The prospect of impeachment is, on the evidence available today, the stuff of fantasy, led by journos fixated on winning Pulitzers and prowling like junkies in search of their particular crack cocaine — “gotcha” moments. …
For the past week or so, banal parallels have been drawn between Trump and the 37th POTUS, Richard Nixon. … The scandal that saw Nixon whimper like a beaten labrador in a televised resignation speech in 1974 bears no similarity to even the most outrageous extrapolations of the allegations against Trump.
Nixon was never impeached. It was the likelihood of impeachment that saw him run from the White House, resigning to avoid a prison term on a dirty deal brokered with his replacement, Gerald Ford. Ford was a decent man, a good Christian fellow who believed in heaven, hell and golf. In retirement Ford told many of his golfing buddies he believed he was going to hell for pardoning Nixon.
During proceedings to determine whether Nixon should be impeached, he was subject to a five-item charge. The fifth item related to allegations of tax evasion, the fourth to the secret bombing of Cambodia. As high crimes and misdemeanours go, item four has no equal. Nixon ordered the bombing, which led to more deaths than the Americans sustained in World War II.
Apparently, the mass murder of non-combatants in a clandestine war and playing ducks and drakes with the taxman lacked the gravitas of a bungled break and enter. The House Judiciary Committee duly voted items four and five down.

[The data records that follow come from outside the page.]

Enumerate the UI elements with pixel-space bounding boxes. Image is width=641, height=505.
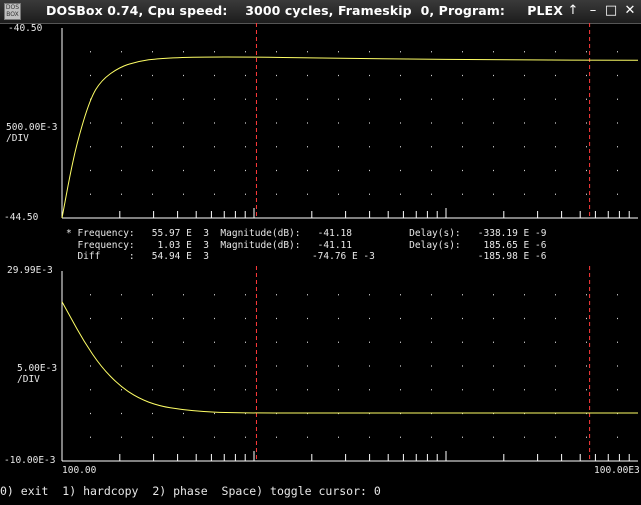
pin-icon[interactable]: ↑: [565, 3, 581, 19]
readout-row-reference: Frequency: 1.03 E 3 Magnitude(dB): -41.1…: [66, 240, 547, 251]
minimize-icon[interactable]: –: [585, 3, 601, 19]
bottom-y-min-label: -10.00E-3: [4, 455, 56, 466]
bottom-y-scale-label: 5.00E-3: [17, 363, 58, 374]
close-icon[interactable]: ✕: [622, 3, 638, 19]
dos-screen[interactable]: -40.50 500.00E-3 /DIV -44.50 * Frequency…: [0, 23, 641, 505]
top-y-scale-label: 500.00E-3: [6, 122, 58, 133]
oscilloscope-display: [61, 23, 639, 462]
delay-chart: [61, 266, 638, 462]
dosbox-window: DOS BOX DOSBox 0.74, Cpu speed: 3000 cyc…: [0, 0, 641, 505]
app-icon-label: DOS BOX: [5, 4, 20, 18]
top-y-min-label: -44.50: [4, 212, 39, 223]
readout-row-cursor: * Frequency: 55.97 E 3 Magnitude(dB): -4…: [66, 228, 547, 239]
maximize-icon[interactable]: □: [603, 3, 619, 19]
delay-trace: [61, 301, 638, 414]
top-y-unit-label: /DIV: [6, 133, 29, 144]
bottom-y-max-label: 29.99E-3: [7, 265, 53, 276]
window-title: DOSBox 0.74, Cpu speed: 3000 cycles, Fra…: [46, 3, 563, 18]
x-axis-start-label: 100.00: [62, 465, 97, 476]
magnitude-chart: [61, 23, 639, 219]
dosbox-app-icon[interactable]: DOS BOX: [4, 3, 21, 20]
title-bar[interactable]: DOS BOX DOSBox 0.74, Cpu speed: 3000 cyc…: [0, 0, 641, 24]
readout-row-diff: Diff : 54.94 E 3 -74.76 E -3 -185.98 E -…: [66, 251, 547, 262]
bottom-y-unit-label: /DIV: [17, 374, 40, 385]
magnitude-trace: [61, 56, 639, 219]
top-y-max-label: -40.50: [8, 23, 43, 34]
command-menu[interactable]: 0) exit 1) hardcopy 2) phase Space) togg…: [0, 484, 381, 498]
x-axis-end-label: 100.00E3: [594, 465, 640, 476]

Items one, two and three related to the B&E on the Watergate Hotel in DC where the Democrat National Committee kept its data. …
The House Judiciary Committee recommended impeachment and Nixon’s support GOP support in the House and the Senate vanished into thin air.
That is Watergate in a nutshell and Nixon would have gone down hard on items 1 to 3 but should have been fried on item four alone. …
Trump doesn’t come close:
In the past week Trump has variously been alleged to have handed over classified intelligence to the Russians and obstructing justice in suggesting the FBI director he abruptly sacked, James Comey, go easy on his ill-fated appointment as his National Security Adviser, Michael Flynn.
Even if proven, nothing that is alleged comes close to the vile conduct of Nixon in office.
Nixon’s approval ratings were at an all-time high in 1969, hitting the low 60 percentiles. By 1974 and his disgrace, it had plummeted to 24 per cent. The shift in public opinion went from begrudging support, skipped ambivalence and doubt, moving directly to a deeply held opprobrium and outright disgust.
Yesterday, Trump’s approval ratings tipped down to 42 per cent and this certainly is low for a POTUS who might be said to be still enjoying a honeymoon period. Of the millions who voted for Trump last November, fewer than 2 per cent have jumped off. Now that may be enough for him to lose Wisconsin and Michigan but he’d still hold Florida and Pennsylvania, and win the Electoral College. That should give Democrats pause.